Our management is responsible for establishing and maintaining adequate internal
control over financial reporting for the Company as defined in Rules 13a-15(f)
and 15d-15(f) under the Exchange Act. Our internal control over financial
reporting is designed to provide reasonable assurance regarding the (i)
effectiveness and efficiency of operations, (ii) reliability of financial
reporting and the preparation of financial statements for external purposes in
accordance with generally accepted accounting principles, and (iii) compliance
with applicable laws and regulations.

Because of its inherent limitations, internal control over financial reporting
may not prevent or detect misstatements. Also, projections of any evaluation of
effectiveness to future periods are subject to the risk that controls may become
inadequate because of changes in conditions, or that the degree of compliance
with the policies or procedures may deteriorate.

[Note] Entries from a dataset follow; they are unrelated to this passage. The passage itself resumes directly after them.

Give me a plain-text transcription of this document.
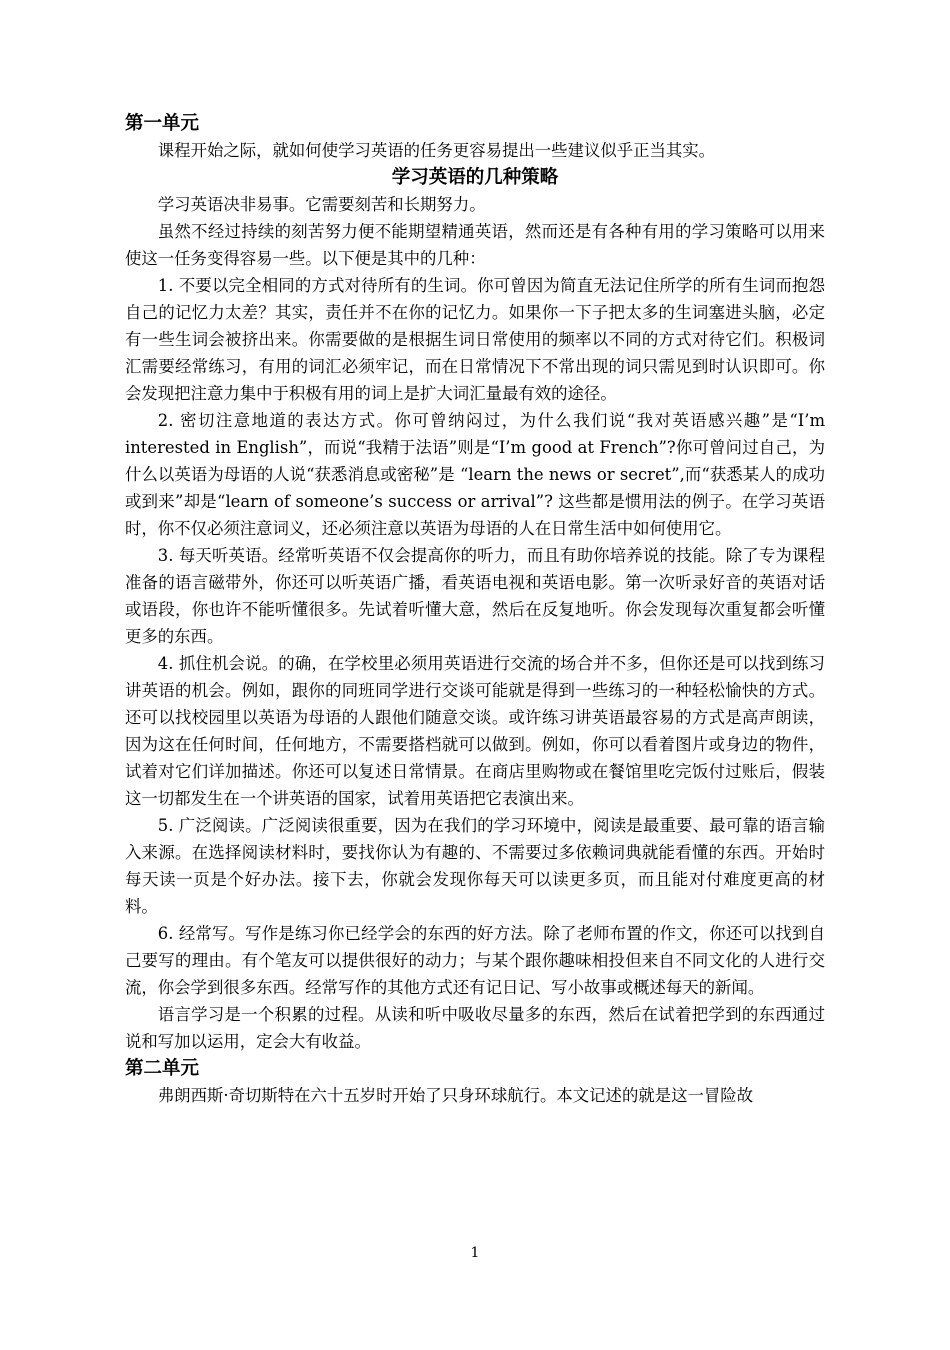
第一单元

课程开始之际，就如何使学习英语的任务更容易提出一些建议似乎正当其实。

学习英语的几种策略

学习英语决非易事。它需要刻苦和长期努力。

虽然不经过持续的刻苦努力便不能期望精通英语，然而还是有各种有用的学习策略可以用来使这一任务变得容易一些。以下便是其中的几种：

1. 不要以完全相同的方式对待所有的生词。你可曾因为简直无法记住所学的所有生词而抱怨自己的记忆力太差？其实，责任并不在你的记忆力。如果你一下子把太多的生词塞进头脑，必定有一些生词会被挤出来。你需要做的是根据生词日常使用的频率以不同的方式对待它们。积极词汇需要经常练习，有用的词汇必须牢记，而在日常情况下不常出现的词只需见到时认识即可。你会发现把注意力集中于积极有用的词上是扩大词汇量最有效的途径。

2. 密切注意地道的表达方式。你可曾纳闷过，为什么我们说“我对英语感兴趣”是“I’m interested in English”，而说“我精于法语”则是“I’m good at French”?你可曾问过自己，为什么以英语为母语的人说“获悉消息或密秘”是 “learn the news or secret”,而“获悉某人的成功或到来”却是“learn of someone’s success or arrival”? 这些都是惯用法的例子。在学习英语时，你不仅必须注意词义，还必须注意以英语为母语的人在日常生活中如何使用它。

3. 每天听英语。经常听英语不仅会提高你的听力，而且有助你培养说的技能。除了专为课程准备的语言磁带外，你还可以听英语广播，看英语电视和英语电影。第一次听录好音的英语对话或语段，你也许不能听懂很多。先试着听懂大意，然后在反复地听。你会发现每次重复都会听懂更多的东西。

4. 抓住机会说。的确，在学校里必须用英语进行交流的场合并不多，但你还是可以找到练习讲英语的机会。例如，跟你的同班同学进行交谈可能就是得到一些练习的一种轻松愉快的方式。还可以找校园里以英语为母语的人跟他们随意交谈。或许练习讲英语最容易的方式是高声朗读，因为这在任何时间，任何地方，不需要搭档就可以做到。例如，你可以看着图片或身边的物件，试着对它们详加描述。你还可以复述日常情景。在商店里购物或在餐馆里吃完饭付过账后，假装这一切都发生在一个讲英语的国家，试着用英语把它表演出来。

5. 广泛阅读。广泛阅读很重要，因为在我们的学习环境中，阅读是最重要、最可靠的语言输入来源。在选择阅读材料时，要找你认为有趣的、不需要过多依赖词典就能看懂的东西。开始时每天读一页是个好办法。接下去，你就会发现你每天可以读更多页，而且能对付难度更高的材料。

6. 经常写。写作是练习你已经学会的东西的好方法。除了老师布置的作文，你还可以找到自己要写的理由。有个笔友可以提供很好的动力；与某个跟你趣味相投但来自不同文化的人进行交流，你会学到很多东西。经常写作的其他方式还有记日记、写小故事或概述每天的新闻。

语言学习是一个积累的过程。从读和听中吸收尽量多的东西，然后在试着把学到的东西通过说和写加以运用，定会大有收益。

第二单元

弗朗西斯·奇切斯特在六十五岁时开始了只身环球航行。本文记述的就是这一冒险故

1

Management's assessment of the effectiveness of the small business issuer's
internal control over financial reporting based upon criteria set forth in the
Internal Control- Integrated Framework issued by the Committee of Sponsoring
Organizations of the Treadway Commission is as of December 31, 2007. We now
believe that internal control over financial reporting was not effective as of
December 31, 2007 as a result of our inadequate disclosure but we identified the
material weaknesses and enhanced our disclosure in this 10-KSB/A-2.


This annual report does not include an attestation report of the Company's
registered public accounting firm regarding internal control over financial
reporting. Management's report was not subject to attestation by the Company's
registered public accounting firm pursuant to temporary rules of the Securities
and Exchange Commission that permits us to provide only management's report in
this annual report.



CHANGES IN INTERNAL CONTROL OVER FINANCIAL REPORTING

There have not been any changes in our internal control over financial reporting
during the quarter ended December 31, 2007 that have materially affected, or are
reasonably likely to materially affect, our internal control over financial
reporting.


ITEM 8B. OTHER INFORMATION

None.

                                                     PART III

ITEM 9. DIRECTORS AND EXECUTIVE OFFICERS OF THE REGISTRANT

DIRECTORS AND EXECUTIVE OFFICERS

The following table sets forth information concerning our directors and
executive officers as of the date hereof:

NAME                         AGE      POSITION
- -----------------------      ---      ----------------------------------------
Rahim Rayani                  33      Chairman of the Board,  Chief Executive
                                      Officer and President

RAHIM RAYANI, CHAIRMAN OF THE BOARD AND CHIEF EXECUTIVE OFFICER

Mr. Rayani has been the Chairman of the Board and Chief Executive Officer of the
Company since June of 2005. Since 2003, Mr. Rayani has worked independently,
providing management consulting and investment banking services to companies,
focusing on the oil and gas and resource mining sectors. From 2001 to 2003, Mr.
Rayani was an Investor Relations Executive with Mindshare Communications, Inc.,
where he managed investor relations services for companies in the mining, oil &
gas, and technology sectors.

Our directors hold office until the next annual meeting of our stockholders and
until their successors have been duly elected and qualified.